Hint: First of all, draw the diagram for the problem with the given data which will give us a clear idea of what we have to find. Then find the curved surface area of the cylinder and then prove the problem by using a second derivative test.
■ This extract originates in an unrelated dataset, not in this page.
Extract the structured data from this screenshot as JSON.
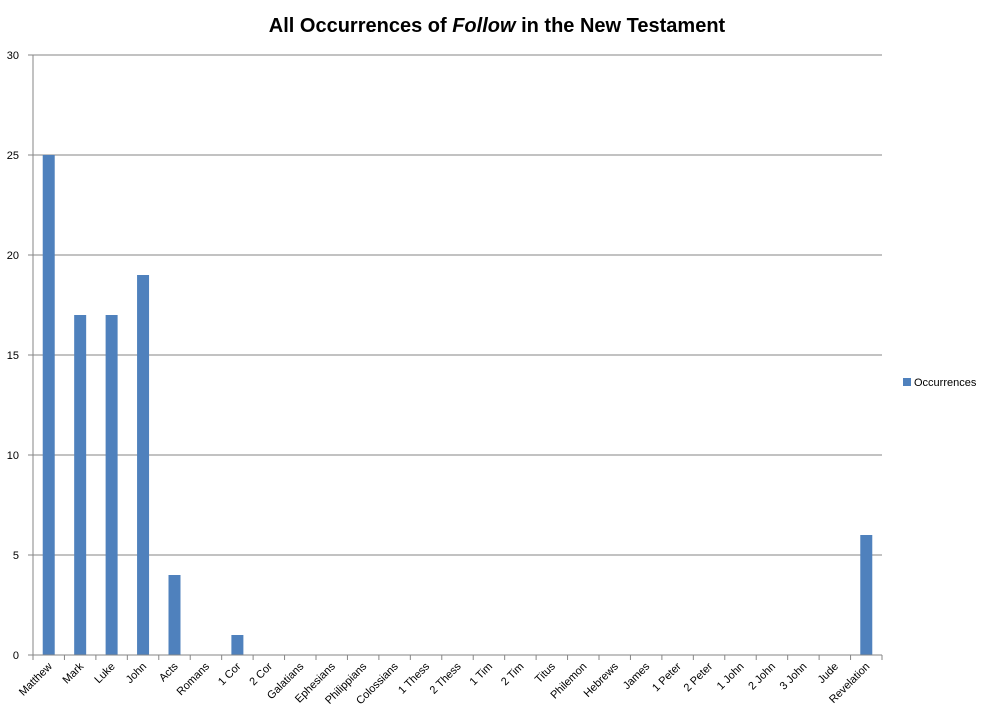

Complete step-by-step answer:

Let \[{\text{OC}} = r\] be the radius of the cone
       \[{\text{OA}} = h\] be the height of the cone
       \[\angle {\text{OAQ}} = \alpha \] be the semi vertical angle of the cone
Let \[{\text{OE}} = x\] be the radius of the cylinder
       \[{\text{OO'}} = \] height of the cylinder

From the diagram,
In \[\Delta {\text{AO'Q}}\]
\[
  \tan \alpha = \dfrac{{{\text{O'Q}}}}{{{\text{AO'}}}} \\
  \tan \alpha = \dfrac{{{\text{OE}}}}{{{\text{OA - O'O}}}} \\
  \tan \alpha = \dfrac{x}{{h - {\text{O'O}}}}...........................................\left( 1 \right) \\
\]
In \[\Delta {\text{AOC}}\]
\[
  \tan \alpha = \dfrac{{{\text{OC}}}}{{{\text{OA}}}} \\
  \tan \alpha = \dfrac{r}{h}...........................................\left( 2 \right) \\
\]
From equations (1) and (2), we have
\[
  \dfrac{x}{{h - {\text{O'O}}}} = \dfrac{r}{h} \\
  \dfrac{{hx}}{r} = h - {\text{O'O}} \\
  {\text{O'O}} = \dfrac{{hr - hx}}{r} \\
  {\text{O'O}} = \dfrac{{h\left( {r - x} \right)}}{r} \\
\]
We know that the curved surface of cylinder \[ = 2\pi \times {\text{Radius}} \times {\text{Height}}\]
So, curved surface area of cylinder is given by
\[
  S = 2\pi \times x \times {\text{O'O}} \\
  S = 2\pi xh\dfrac{{\left( {r - x} \right)}}{r} \\
  S = \dfrac{{2\pi h}}{r}\left( {rx - {x^2}} \right){\text{ }}\left( {{\text{where k}} = \dfrac{{2\pi h}}{r}{\text{ is a constant}}} \right) \\
\]
Now, differentiating S w.r.t \[x\] i.e., \[S'\left( x \right)\]
\[
  S' = \dfrac{d}{{dx}}\left( {k\left( {rx - {x^2}} \right)} \right) \\
  S' = k\dfrac{d}{{dx}}\left( {rx - {x^2}} \right) \\
  \therefore S' = k\left( {r - 2x} \right) \\
\]
Now, differentiating \[S'\left( x \right)\] w.r.t again \[x\] i.e., \[S''\left( x \right)\]
\[
  S'' = \dfrac{d}{{dx}}\left( {k\left( {r - 2x} \right)} \right) \\
  S'' = k\dfrac{d}{{dx}}\left( {r - 2x} \right) \\
  S'' = k\left( {0 - 2} \right) \\
  \therefore S'' = - 2k \\
\]
We know that the minimum or maximum value of S occurs at \[S'\left( x \right) = 0\]
So, put \[S'\left( x \right) = 0\]
\[
  k\left( {r - 2x} \right) = 0 \\
  \therefore x = \dfrac{r}{2} \\
\]
Now, finding \[S''\left( x \right)\] at \[x = \dfrac{r}{2}\], we have
\[
  {{S''}_{x = \dfrac{r}{2}}} = - 2k < 0 \\
  \therefore {{S''}_{x = \dfrac{r}{2}}} < 0 \\
\]
Therefore, \[x = \dfrac{r}{2}\] is maxima of S.
As the second derivative of the curved surface area of the cylinder is less than zero, the radius of cylinder with greatest curved surface area which can be inscribed in a given cone is half of that cone.

Note: The curved surface area of the cylinder with radius \[r\] and height \[h\] is given by \[S = 2\pi rh\]. The second derivative test is used to determine whether a stationary point is a local maximum or a local minimum.